Typical Session Format
Every therapy session is unique. While people often ask what a “typical session” looks like, the truth is that each meeting is shaped by your goals, your pace of growth, and your authentic pursuit of meaning, purpose, and happiness.
Modern CBT is no longer limited to rigid manuals. In real‑world practice, I use a process‑based, integrated CBT approach, drawing from multiple evidence‑based and evidence‑informed therapies to meet the needs of each individual.
1. Set the Foundational Goals
During our first few meetings, we clarify the goals that will guide our work together. I encourage clients to frame goals as “Start Goals” rather than “Stop Goals.”
Start Goals move you toward what you want Examples: “To discover my emotional resilience,” “To replace worry with problem‑solving,” “To learn assertiveness skills.”
Stop Goals focus on avoiding or suppressing unwanted experiences Examples: “To be less anxious,” “To stop worrying,” “To avoid arguments.”
Stop goals often create a rebound effect, increasing worry or fear of failure. Start goals help you move toward growth, meaning, and desired change.
2. Building Your Personalized Treatment Map
Together, we develop and periodically revise a conceptualization of your past, present, and future. This becomes our shared guide for treatment.
Each session typically begins with a brief review of how things have gone since our last meeting. From there, we focus on your Action Plan—the steps that move you toward your goals, values, and aspirations.
A warm, safe therapeutic relationship is central. We work as a team to support growth, emotional regulation, and resilience.
3. Using the Emotional Thermometer
The Emotional Thermometer (linked in the Treatment section Forms) is one of several tools we may use.
The base circle represents the therapeutic stance of Compassion without judgment and Curious Acceptance. This echoes the spirit of the 1960s humanistic message: “I’m okay, you’re okay, it’s okay — and when things are not okay, that’s still part of being human.”

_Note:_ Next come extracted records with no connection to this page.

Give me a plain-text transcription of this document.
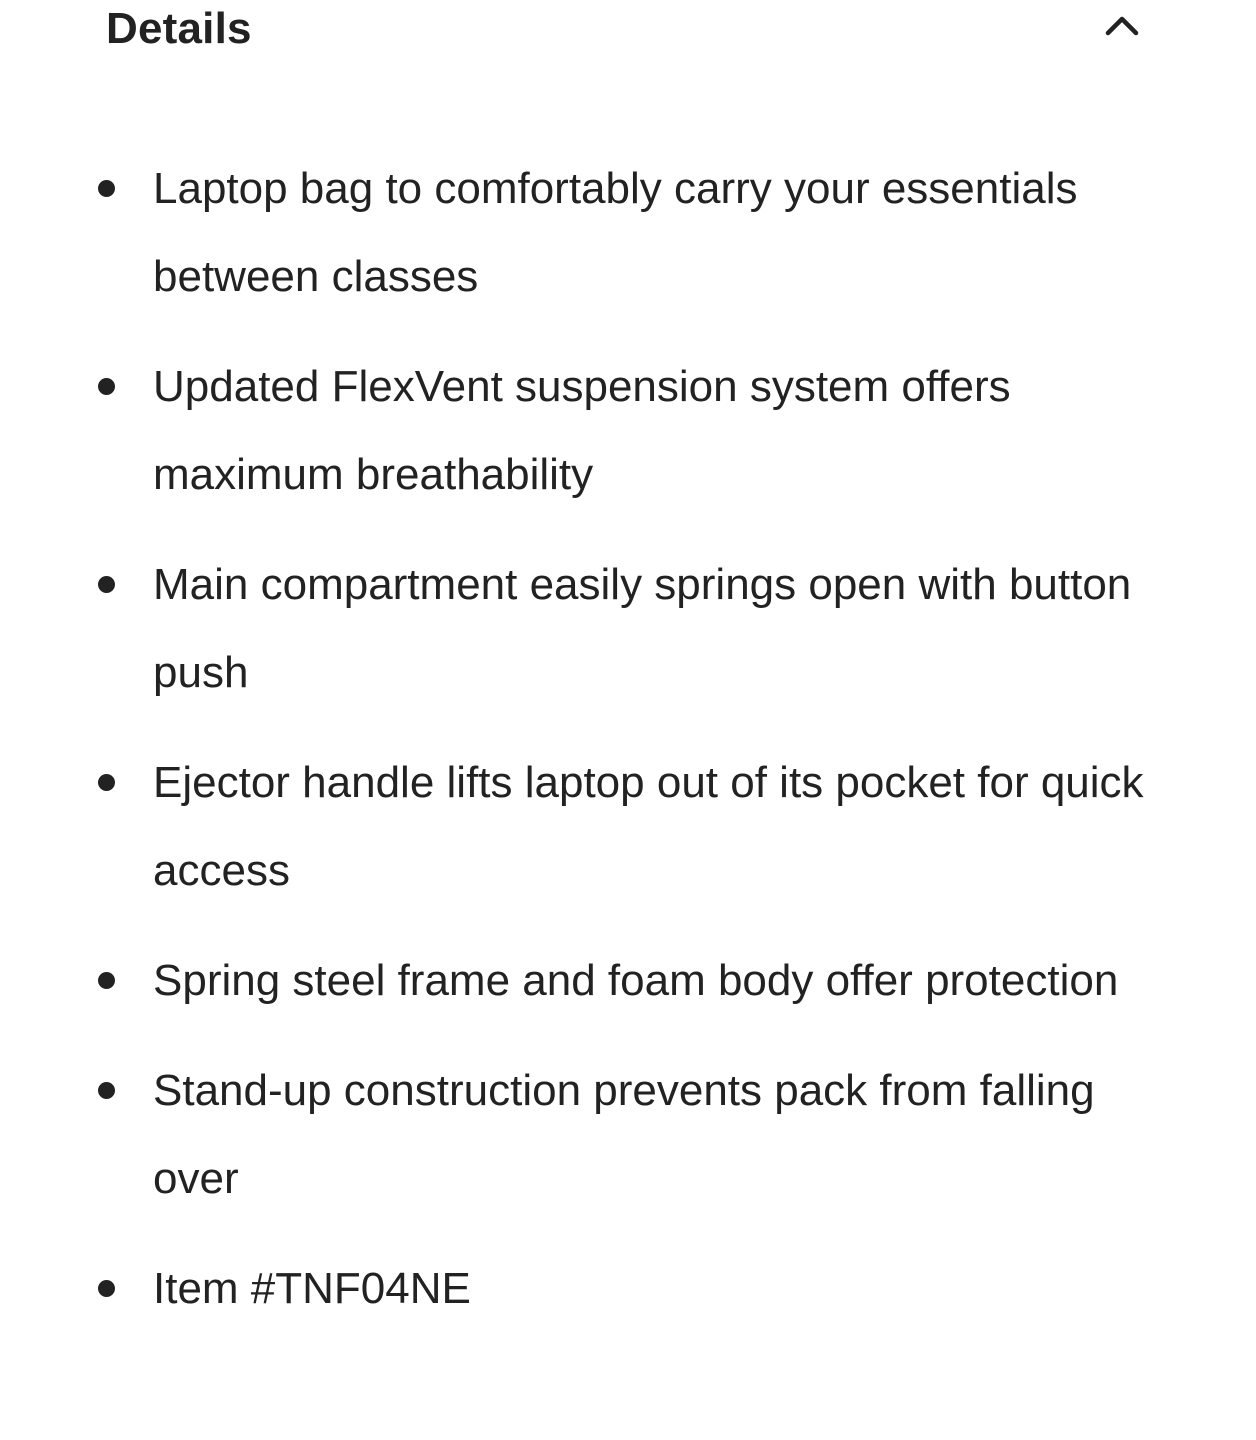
Details
Laptop bag to comfortably carry your essentials between classes
Updated FlexVent suspension system offers maximum breathability
Main compartment easily springs open with button push
Ejector handle lifts laptop out of its pocket for quick access
Spring steel frame and foam body offer protection
Stand-up construction prevents pack from falling over
Item #TNF04NE
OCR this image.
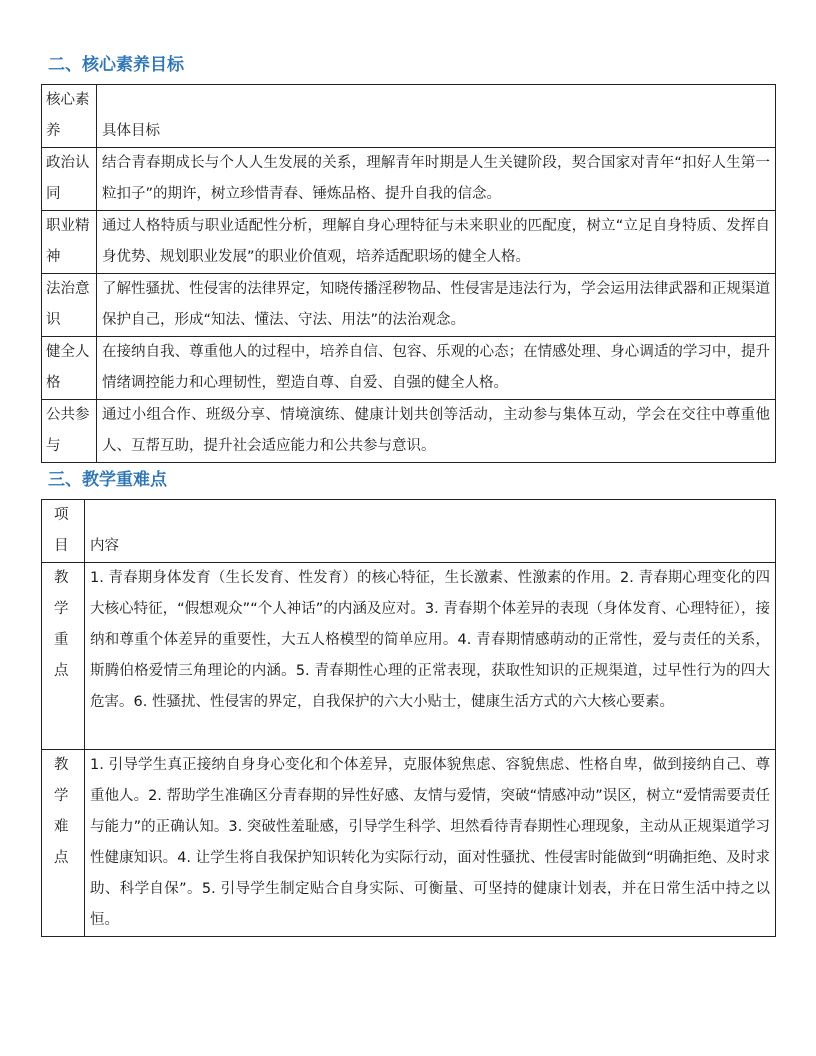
二、核心素养目标
核心素养	具体目标

政治认同	结合青春期成长与个人人生发展的关系，理解青年时期是人生关键阶段，契合国家对青年“扣好人生第一粒扣子”的期许，树立珍惜青春、锤炼品格、提升自我的信念。

职业精神	通过人格特质与职业适配性分析，理解自身心理特征与未来职业的匹配度，树立“立足自身特质、发挥自身优势、规划职业发展”的职业价值观，培养适配职场的健全人格。

法治意识	了解性骚扰、性侵害的法律界定，知晓传播淫秽物品、性侵害是违法行为，学会运用法律武器和正规渠道保护自己，形成“知法、懂法、守法、用法”的法治观念。

健全人格	在接纳自我、尊重他人的过程中，培养自信、包容、乐观的心态；在情感处理、身心调适的学习中，提升情绪调控能力和心理韧性，塑造自尊、自爱、自强的健全人格。

公共参与	通过小组合作、班级分享、情境演练、健康计划共创等活动，主动参与集体互动，学会在交往中尊重他人、互帮互助，提升社会适应能力和公共参与意识。
三、教学重难点
项目	内容

教学重点	1. 青春期身体发育（生长发育、性发育）的核心特征，生长激素、性激素的作用。2. 青春期心理变化的四大核心特征，“假想观众”“个人神话”的内涵及应对。3. 青春期个体差异的表现（身体发育、心理特征），接纳和尊重个体差异的重要性，大五人格模型的简单应用。4. 青春期情感萌动的正常性，爱与责任的关系，斯腾伯格爱情三角理论的内涵。5. 青春期性心理的正常表现，获取性知识的正规渠道，过早性行为的四大危害。6. 性骚扰、性侵害的界定，自我保护的六大小贴士，健康生活方式的六大核心要素。

教学难点	1. 引导学生真正接纳自身身心变化和个体差异，克服体貌焦虑、容貌焦虑、性格自卑，做到接纳自己、尊重他人。2. 帮助学生准确区分青春期的异性好感、友情与爱情，突破“情感冲动”误区，树立“爱情需要责任与能力”的正确认知。3. 突破性羞耻感，引导学生科学、坦然看待青春期性心理现象，主动从正规渠道学习性健康知识。4. 让学生将自我保护知识转化为实际行动，面对性骚扰、性侵害时能做到“明确拒绝、及时求助、科学自保”。5. 引导学生制定贴合自身实际、可衡量、可坚持的健康计划表，并在日常生活中持之以恒。
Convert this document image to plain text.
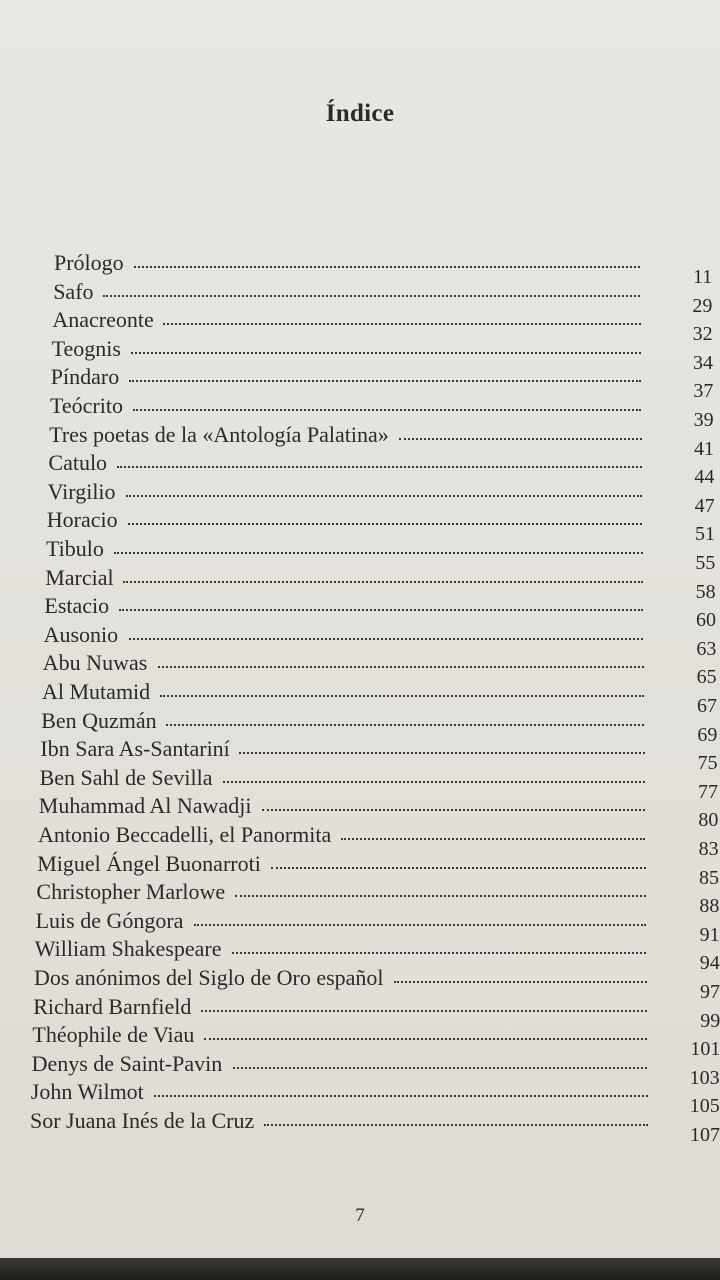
Índice
Prólogo
11
Safo
29
Anacreonte
32
Teognis
34
Píndaro
37
Teócrito
39
Tres poetas de la «Antología Palatina»
41
Catulo
44
Virgilio
47
Horacio
51
Tibulo
55
Marcial
58
Estacio
60
Ausonio
63
Abu Nuwas
65
Al Mutamid
67
Ben Quzmán
69
Ibn Sara As-Santariní
75
Ben Sahl de Sevilla
77
Muhammad Al Nawadji
80
Antonio Beccadelli, el Panormita
83
Miguel Ángel Buonarroti
85
Christopher Marlowe
88
Luis de Góngora
91
William Shakespeare
94
Dos anónimos del Siglo de Oro español
97
Richard Barnfield
99
Théophile de Viau
101
Denys de Saint-Pavin
103
John Wilmot
105
Sor Juana Inés de la Cruz
107
7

The ladder of numbers reflects different states of the nervous system:
4–7: Balanced, connected, safe (Ventral Vagal Complex)
1–3: Shut down, frozen, low motivation (Dorsal Vagal Complex)
8–10: Heightened, reactive, emotionally dysregulated (Sympathetic activation)
Understanding where you are on this ladder helps guide our work toward stability, connection, and growth.
4. Tools and Strategies We May Use
To support your progress, we draw from a wide range of CBT and integrated approaches, including:
Cognitive & Emotional Tools
Validating feelings
Practicing self‑compassion
Mindfulness to reduce automatic, emotion‑driven behaviors
Identifying and reshaping unhelpful beliefs
Exploring developmental, attachment, or trauma history when relevant
Understanding how beliefs shape attention, behavior, and emotional cycles
Behavioral & Experiential Tools
Behavioral Activation for depression and avoidance
Prolonged Exposure and relapse‑prevention strategies for anxiety
Skills for responding differently to situations you can and cannot change
Guided imagery, body scan, progressive relaxation
Mindfulness, breathing awareness, and loving‑kindness practices
Decision‑Making & Values Work
Evaluating emotional and cognitive pros and cons
Clarifying values, purpose, and likelihood of outcomes
Identifying obstacles that interfere with acting in your best interest
Interactive & Applied Work
Role‑playing difficult situations
Developing personalized “Own‑Work” / Action Plan assignments
Using apps (Calm, Headspace, HeartMath) or curated YouTube resources
Encouraging healthy routines: nutrition, exercise, restorative sleep
Discussing the role of inflammation in emotional well‑being
5. Between Sessions
Growth happens both inside and outside the therapy room. You are invited to review:
The Emotional Thermometer (linked in the Treatment Form section)
The Weekly Bridge / Continuity of Care Form (linked in the Treatment Form section)
Complete a personal insight or a “gratitude” journal
ATR Automatic Thought Record or Schema Worksheet
These tools help maintain continuity, deepen insight, and support your progress between sessions.